Tuesday, April 2, 2013

Warren Buffett on Newspapers--Popcorn by The Colonel #38

The following consists of quotations, paraphrases, and summaries of parts of Warren Buffett's letter dated March 1, 2013 to Berkshire Hathaway shareholders. It may be of interest to readers of The Eye.

During the past fifteen months, we acquired 28 daily newspapers at a cost of $344 million. We believe that the circulation, advertising, and profits of the newspaper industry overall are certain to decline. But newspapers continue to reign supreme in the delivery of local news.



News is what people don't know that they want to know. If you want to know what's going on in your town, be it about the mayor, taxes, high school football, there is no substitute for a local newspaper that is doing its job.

Before the world changed, the profits of the only newspaper in its community were certain to be extraordinary, whether it was well or poorly managed. One Southern publisher famously confessed, "I owe my exalted position in life to two great American institutions -- nepotism and monopoly."

Now the world has changed, and people do not rely on local papers for stock market quotes, the details of national sports events, classified ads about available cars, jobs, and homes, or national and international news. But readers will read to the end stories about themselves and their neighbors. Whenever a paper serves the special informational needs of a group with a pervasive sense of community, that paper will be indispensable to that group.

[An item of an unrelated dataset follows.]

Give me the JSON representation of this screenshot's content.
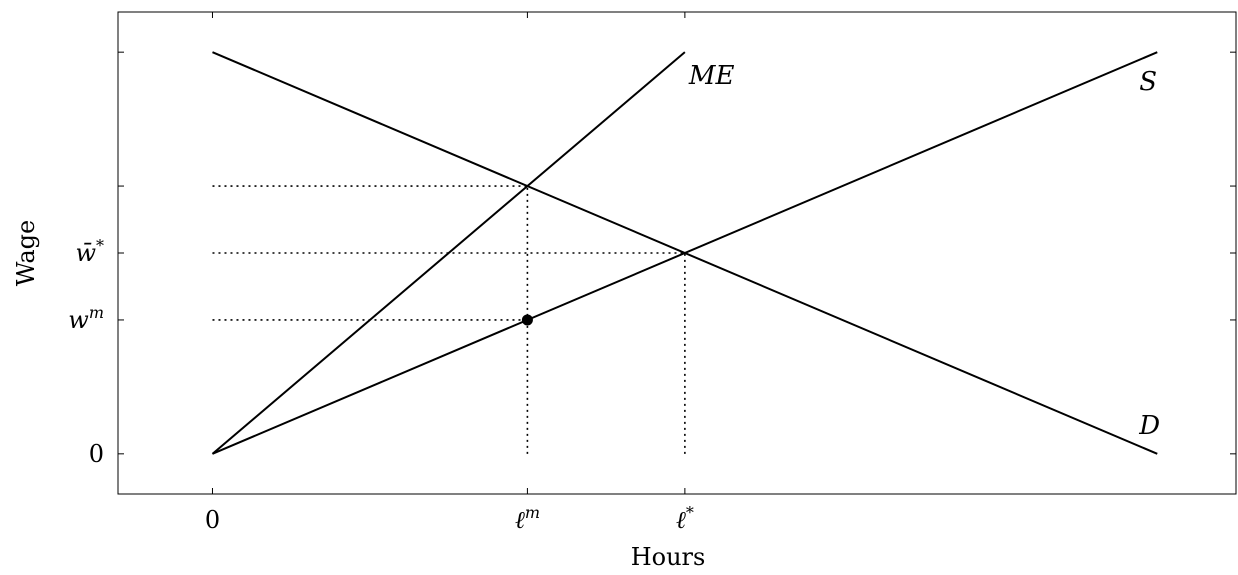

A faulty business strategy, however, can destroy even a valuable product. Papers that give themselves away on the Internet while charging meaningful sums for the physical specimen are everywhere doomed. Papers that adopted a pay model early, like the Wall Street Journal, seem to be doing better than, say The New York Times, which didn't.

The main exemplar so far for local papers is the Arkansas Democrat-Gazette, which adopted a pay format early, and for ten years has retained its circulation better than other large papers in the country. Other local papers have in the last year or so started exploring pay arrangements. Whatever works best -- and it is not yet clear what works best -- will be copied widely.

Papers that do two things will be viable for a long time: (1) deliver comprehensive and reliable information to tightly-bound communities, and (2) have a sensible Internet strategy. Success will not come from cutting news content or frequency of publication. Skimpy news coverage begets skimpy readership.

Berkshire Hathaway's goal is to keep our papers loaded with content of interest to our readers and have those who find us useful pay us appropriately, whether they view our product on paper or on the Internet.

Although we expect modest erosion of cash earnings from our newspapers over time even with a sensible Internet strategy, we still think our papers meet our economic test, because of their low cost of acquisition.

Of course, we will not continue the operation of any business doomed to unending losses. One daily paper we acquired in a bulk deal was losing money before we bought it, and we couldn't find a remedy, so we reluctantly shut it down. But all our remaining dailies should be profitable for a long time to come.

We are therefore open to purchasing more papers of the type we like as long as they are priced appropriately, which means at a very low multiple of current earnings.